In 2015 is een nieuw instrument, een betaling voor jonge landbouwers ingevoerd om de instroom en de verjonging van de landbouwsector te bevorderen. In 2023 is die inkomenssteun voor jonge landbouwers hernomen en is het budget verhoogd van 2% van het budget rechtstreekse steun De inkomenssteun die de landbouwers ontvangen uit de eerste pijler van het Europese landbouwbeleid (= markt- en inkomenssteun). Het gaat om een basinkomenssteun, een betaling voor jonge landbouwers, een hervormde steun voor zoogkoeienhouderij, een herverdelende betaling en ecoregelingen. Meer info naar 3%. De betaling gebeurt per subsidiabele hectare, voor maximum 90 ha, en met een groter bedrag voor de eerste 45 ha. Het eenheidsbedrag per ha is afhankelijk van het aantal aanvragen. Een jonge landbouwer kan voor vijf opeenvolgende jaren die betaling ontvangen. Voorwaarden zijn dat in het eerste jaar van aanvraag de jonge landbouwer maximaal 40 jaar is, dat die niet eerder dan 5 jaar geleden gestart is en dat het gaat om een eerste vestiging. De landbouwer moet betalingsrechten hebben, want de steun jonge landbouwers is een top-up daarop, en moet voldoen aan eisen inzake vakbekwaamheid en zeggenschap.

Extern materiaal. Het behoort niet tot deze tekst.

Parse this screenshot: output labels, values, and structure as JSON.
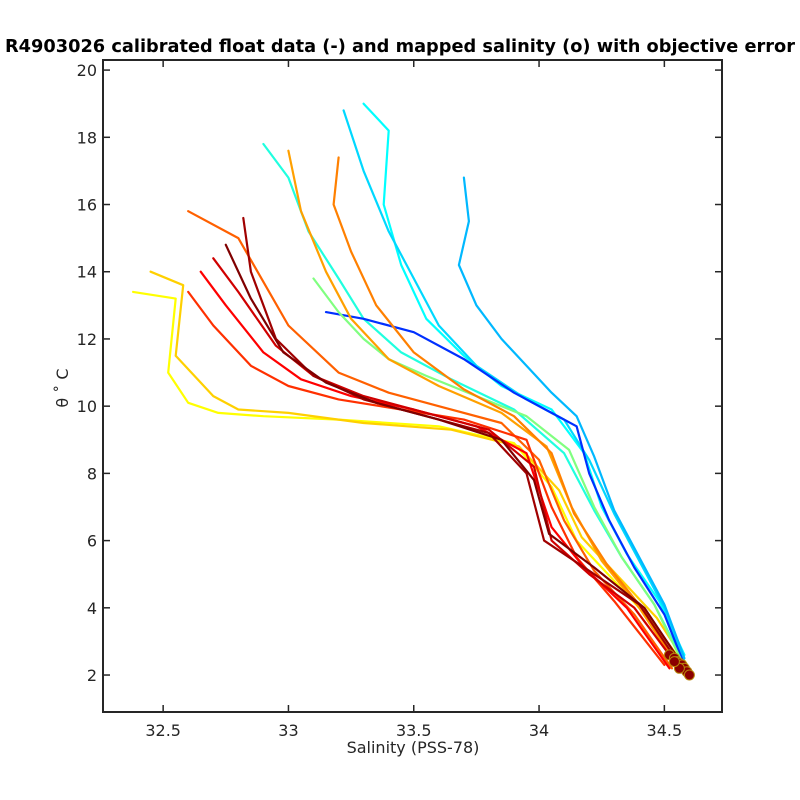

De toename van het aantal aanvragen in 2018 is een gevolg van een versoepeling van de voorwaarden. Waar voordien het aantal jaar tussen de eerste vestiging en de eerste aanvraag in mindering gebracht werd van het aantal jaar dat de steun ontvangen kon worden, is dat vanaf 2018 niet meer het geval. In 2020 vervalt het effect van die versoepeling en valt ook de groep landbouwers die in 2015 voor de eerste keer een aanvraag deed weg. Vandaar de terugval in het aantal landbouwers. Tot en met 2017 ontving een jonge landbouwer in praktijk maximaal een top-upbetaling van maximaal 88,72 euro per ha. In 2018 is eveneens die maximumvereiste versoepeld. Hierdoor en door het grote aantal aanvragen vanaf 2018 kon het vastgelegde budget voor jonge landbouwers volledig benut worden en is er een lichte toename van de uitbetalingen na 2017. De toename in 2020 en 2021 is ook hier door het tijdelijk wegvallen van de transfer van Pijler 1 naar Pijler 2 naar aanleiding van de covidcrisis. In 2023 is er door het nieuwe GLB een grote toename van het budget. Die toename is groter dan de ingeplande verhoging van het budget voor jonge landbouwers van 2% naar 3% van de rechtstreekse betalingen doordat er eveneens ongebruikte middelen van andere maatregelen binnen de rechtstreekse betalingen gebruikt zijn. Het aantal uitbetalingen in 2023 komt uit op 827, wat min of meer het peil van de vorige jaren is. Er is daardoor een sterke toename van het bedrag per bedrijf tot 10.330 euro per bedrijf in het nieuwe GLB.
In 2023 is de grootste groep, 29,7% van de landbouwers, een gespecialiseerd melkveebedrijf en die hebben een aandeel van 40,7% van de rechtstreekse betalingen van jonge landbouwers. De melkveehouderij is voor de hele periode 2015-2023 de belangrijkste sector. Vooral de laatste twee jaar is er een toename van het aandeel bedrijven en het aandeel steun. De akkerbouw volgt op afstand met 14,5% van de landbouwers en 13,4% van de steun. Bedrijven met gewassen en veeteelt ontvangen gemiddeld 11,4% van de steun. Vleesvee is met 5,3% wat ondervertegenwoordigd. Terwijl het aandeel van melkvee toeneemt is de tendens bij vleesvee en gemengd rundvee met vlees- en melkvee dalend. Dit is eveneens een weerspiegeling van de structurele evolutie waarbij het aantal bedrijven met gemengd rundvee afneemt. Het bedrag per bedrijf ligt in 2023 met 14.197 euro per bedrijf gemiddeld het hoogst voor melkvee, gevolgd door bedrijven met gewassen-veeteelt, gemengde bedrijven met graasdieren-varkens-pluimvee en gemengde bedrijven met melk- en vleesvee.
West-Vlaanderen ontvangt met 43,1% met voorsprong het grootste aandeel van de betalingen naar jonge landbouwers. Oost-Vlaanderen en Antwerpen volgen met respectievelijk 22,6% en 15,9%.